En cette deuxième semaine de formation, nous commençons tous à prendre nos marques, à mieux connaitre les autres apprenants et à nous organiser en groupe de travail plus facilement. Les outils (Google Drive, Slack, Skype) commencent à être maîtrisés par la plupart des apprenants.
Malgré le fait de travailler à distance, le contact permanent avec les autres via Slack permet de ne pas décrocher et de ne pas se sentir seul face aux apprentissages. C’est motivant !

Cependant, quelques couacs ne tardent pas à faire leur apparition…

De l’utilité de consignes précises

En tant qu’ancienne enseignante, je peut être assez critique sur les aspects pédagogiques, et il y a un point sur lequel je suis particulièrement pointilleuse : les consignes. Venant du 1er degré, j’ai appris à être très exigeante vis-à-vis de la passation de consignes, qui doit être extrêmement rigoureuse, très concrète et très précise. Or là c’est tout l’inverse….

Nous devons travailler avec une consigne initiale qui n’est pas claire, et, pire, qui est modifiée en cours de route, à l’oral, en classe virtuelle, sans que l’info ne soit communiquée à tous les apprenants. Résultat : on ne sait pas exactement ce que l’on doit faire… De plus, les dates et modalités de rendu sont très floues voire inexistantes.
J’avoue ne pas bien comprendre ce manque de précision, car la passation de consignes est pourtant une base essentielle quand on est formateur. Nous avons tous, ce jour-là, perdu beaucoup de temps et d’énergie à essayer de déterminer ce que nous devions faire exactement.

Je me décide à demander au formateur en message privé quelques explications sur les consignes.
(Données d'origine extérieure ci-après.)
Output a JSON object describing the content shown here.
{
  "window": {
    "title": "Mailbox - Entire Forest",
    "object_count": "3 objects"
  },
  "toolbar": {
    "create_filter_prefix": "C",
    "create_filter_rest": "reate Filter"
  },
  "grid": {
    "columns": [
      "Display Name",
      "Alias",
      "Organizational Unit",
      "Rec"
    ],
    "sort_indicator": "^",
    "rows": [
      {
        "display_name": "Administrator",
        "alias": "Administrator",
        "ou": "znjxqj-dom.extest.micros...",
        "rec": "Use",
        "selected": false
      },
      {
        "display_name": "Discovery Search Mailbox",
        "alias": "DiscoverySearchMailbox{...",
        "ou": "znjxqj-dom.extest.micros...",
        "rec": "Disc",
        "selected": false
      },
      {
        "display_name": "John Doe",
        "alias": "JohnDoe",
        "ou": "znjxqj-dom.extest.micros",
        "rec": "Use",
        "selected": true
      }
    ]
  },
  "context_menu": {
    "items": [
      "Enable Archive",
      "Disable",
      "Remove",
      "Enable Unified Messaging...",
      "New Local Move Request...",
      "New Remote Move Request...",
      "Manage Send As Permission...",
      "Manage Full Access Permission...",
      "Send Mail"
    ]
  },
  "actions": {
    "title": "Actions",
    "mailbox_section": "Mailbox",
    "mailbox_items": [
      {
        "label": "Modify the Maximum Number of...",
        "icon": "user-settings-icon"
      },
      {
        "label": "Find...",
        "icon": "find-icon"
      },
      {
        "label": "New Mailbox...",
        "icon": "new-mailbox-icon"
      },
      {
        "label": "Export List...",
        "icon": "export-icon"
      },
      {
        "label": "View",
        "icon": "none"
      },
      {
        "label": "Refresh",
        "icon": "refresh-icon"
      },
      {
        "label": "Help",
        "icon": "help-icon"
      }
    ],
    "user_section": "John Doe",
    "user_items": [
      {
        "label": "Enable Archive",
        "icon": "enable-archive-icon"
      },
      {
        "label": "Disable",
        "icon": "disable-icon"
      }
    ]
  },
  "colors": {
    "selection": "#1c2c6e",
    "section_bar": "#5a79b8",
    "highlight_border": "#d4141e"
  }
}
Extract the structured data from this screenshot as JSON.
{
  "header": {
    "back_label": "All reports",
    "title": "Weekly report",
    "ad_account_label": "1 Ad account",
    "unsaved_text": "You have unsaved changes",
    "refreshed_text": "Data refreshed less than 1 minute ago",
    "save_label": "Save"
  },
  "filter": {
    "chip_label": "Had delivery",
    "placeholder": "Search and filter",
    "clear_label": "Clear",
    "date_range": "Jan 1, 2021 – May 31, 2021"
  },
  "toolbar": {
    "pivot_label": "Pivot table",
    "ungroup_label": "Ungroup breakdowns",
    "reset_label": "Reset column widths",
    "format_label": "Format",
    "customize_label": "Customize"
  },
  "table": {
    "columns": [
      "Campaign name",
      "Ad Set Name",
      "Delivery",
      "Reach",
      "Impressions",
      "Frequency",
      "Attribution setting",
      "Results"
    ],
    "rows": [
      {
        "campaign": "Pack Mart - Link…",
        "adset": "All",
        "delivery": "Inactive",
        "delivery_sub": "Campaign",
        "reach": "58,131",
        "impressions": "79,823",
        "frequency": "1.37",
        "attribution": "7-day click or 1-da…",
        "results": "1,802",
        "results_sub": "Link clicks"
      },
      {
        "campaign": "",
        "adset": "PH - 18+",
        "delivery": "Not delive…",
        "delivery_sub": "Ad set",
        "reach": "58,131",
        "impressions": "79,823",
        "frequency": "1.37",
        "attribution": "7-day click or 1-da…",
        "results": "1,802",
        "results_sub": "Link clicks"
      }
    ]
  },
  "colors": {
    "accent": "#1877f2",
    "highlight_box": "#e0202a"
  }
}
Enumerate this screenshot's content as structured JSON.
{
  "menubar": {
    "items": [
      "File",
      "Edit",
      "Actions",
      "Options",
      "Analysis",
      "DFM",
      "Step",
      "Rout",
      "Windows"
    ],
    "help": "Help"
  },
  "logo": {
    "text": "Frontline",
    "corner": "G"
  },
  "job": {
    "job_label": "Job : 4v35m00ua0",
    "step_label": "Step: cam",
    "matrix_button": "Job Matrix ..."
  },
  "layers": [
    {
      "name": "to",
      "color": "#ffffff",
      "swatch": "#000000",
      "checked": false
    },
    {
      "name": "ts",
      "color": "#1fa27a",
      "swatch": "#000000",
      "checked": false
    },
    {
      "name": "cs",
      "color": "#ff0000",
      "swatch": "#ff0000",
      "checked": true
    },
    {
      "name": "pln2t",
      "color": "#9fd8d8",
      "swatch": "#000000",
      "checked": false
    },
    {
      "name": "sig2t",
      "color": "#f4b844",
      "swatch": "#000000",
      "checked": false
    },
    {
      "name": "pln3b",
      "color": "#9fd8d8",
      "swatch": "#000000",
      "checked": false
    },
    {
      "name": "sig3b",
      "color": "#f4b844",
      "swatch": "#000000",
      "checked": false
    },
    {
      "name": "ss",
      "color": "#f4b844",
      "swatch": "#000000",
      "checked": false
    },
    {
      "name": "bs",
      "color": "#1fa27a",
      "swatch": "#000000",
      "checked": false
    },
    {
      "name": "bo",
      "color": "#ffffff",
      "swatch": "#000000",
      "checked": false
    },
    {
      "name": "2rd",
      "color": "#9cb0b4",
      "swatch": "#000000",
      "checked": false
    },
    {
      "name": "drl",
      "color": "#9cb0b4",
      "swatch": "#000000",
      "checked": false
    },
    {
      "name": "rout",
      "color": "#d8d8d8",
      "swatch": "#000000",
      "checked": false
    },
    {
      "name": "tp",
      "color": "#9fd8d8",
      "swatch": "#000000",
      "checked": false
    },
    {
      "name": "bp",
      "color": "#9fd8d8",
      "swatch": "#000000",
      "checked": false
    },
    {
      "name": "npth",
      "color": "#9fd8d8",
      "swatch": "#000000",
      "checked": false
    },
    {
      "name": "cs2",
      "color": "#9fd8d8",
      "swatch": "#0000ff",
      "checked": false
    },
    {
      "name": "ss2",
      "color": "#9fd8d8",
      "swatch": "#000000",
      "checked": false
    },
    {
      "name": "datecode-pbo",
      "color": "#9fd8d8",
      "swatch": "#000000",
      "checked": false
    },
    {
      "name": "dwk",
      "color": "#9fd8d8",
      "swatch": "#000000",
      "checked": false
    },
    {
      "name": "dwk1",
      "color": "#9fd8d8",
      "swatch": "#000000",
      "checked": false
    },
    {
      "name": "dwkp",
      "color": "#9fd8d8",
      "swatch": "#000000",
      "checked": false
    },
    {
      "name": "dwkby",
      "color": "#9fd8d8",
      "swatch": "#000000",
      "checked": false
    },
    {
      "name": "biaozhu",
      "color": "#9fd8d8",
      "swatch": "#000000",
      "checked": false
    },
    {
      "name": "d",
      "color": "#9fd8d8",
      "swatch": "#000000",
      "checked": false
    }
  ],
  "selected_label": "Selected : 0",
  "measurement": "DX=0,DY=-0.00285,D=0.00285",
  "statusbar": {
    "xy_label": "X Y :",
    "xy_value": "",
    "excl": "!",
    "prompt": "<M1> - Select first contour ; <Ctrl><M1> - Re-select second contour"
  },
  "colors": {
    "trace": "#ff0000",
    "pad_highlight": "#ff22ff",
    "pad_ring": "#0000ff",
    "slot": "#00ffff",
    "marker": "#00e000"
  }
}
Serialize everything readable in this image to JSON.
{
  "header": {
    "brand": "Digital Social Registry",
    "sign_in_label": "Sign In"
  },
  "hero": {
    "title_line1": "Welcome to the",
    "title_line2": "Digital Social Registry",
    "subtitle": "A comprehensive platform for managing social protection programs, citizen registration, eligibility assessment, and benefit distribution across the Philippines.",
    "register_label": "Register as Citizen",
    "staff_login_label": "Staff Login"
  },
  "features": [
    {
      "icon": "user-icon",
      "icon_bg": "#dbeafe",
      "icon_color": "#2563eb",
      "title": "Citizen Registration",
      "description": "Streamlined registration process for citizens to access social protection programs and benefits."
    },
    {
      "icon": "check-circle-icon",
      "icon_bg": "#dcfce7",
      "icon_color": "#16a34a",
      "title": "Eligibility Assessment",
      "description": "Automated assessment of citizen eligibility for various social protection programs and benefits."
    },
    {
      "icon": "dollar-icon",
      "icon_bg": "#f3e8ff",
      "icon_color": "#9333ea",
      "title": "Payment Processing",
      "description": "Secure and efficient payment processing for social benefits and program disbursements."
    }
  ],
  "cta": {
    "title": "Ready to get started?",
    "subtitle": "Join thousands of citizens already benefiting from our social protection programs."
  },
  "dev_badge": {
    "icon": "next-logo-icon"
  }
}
Celui-ci me répond : “J’ai déjà répondu” puis m’envoie un copier-coller des consignes que nous avions déjà, en ajoutant “Les consignes me semblaient pourtant claires”.

Savoir reformuler

Je reste perplexe face à cette attitude, qui ne me semble ni pédagogue ni constructive : ce formateur ne connait visiblement pas l’art de reformuler, pourtant essentiel en pédagogie… Si l’apprenant demande des éclaircissements, c’est justement que quelque chose n’était pas clair, me semble-t-il ! Il faut savoir se remettre en question en tant que formateur, et se mettre à la place de l’apprenant. Si les consignes ne sont pas comprises, il n’y a pas de honte à se dire “Peut-être n’ai-je pas été clair” au lieu de penser que l’apprenant n’a pas fait l’effort de comprendre.
Copier-coller des consignes non comprises ne mène malheureusement à rien. Nous avons la sensation désagréable de passer pour des imbéciles qui ne lisent pas les consignes et/ou ne comprennent rien, et de faire perdre son temps à ce formateur, alors que l’on cherche juste à obtenir des consignes précises afin d’éviter de produire un contenu ne correspondant pas à ses attentes.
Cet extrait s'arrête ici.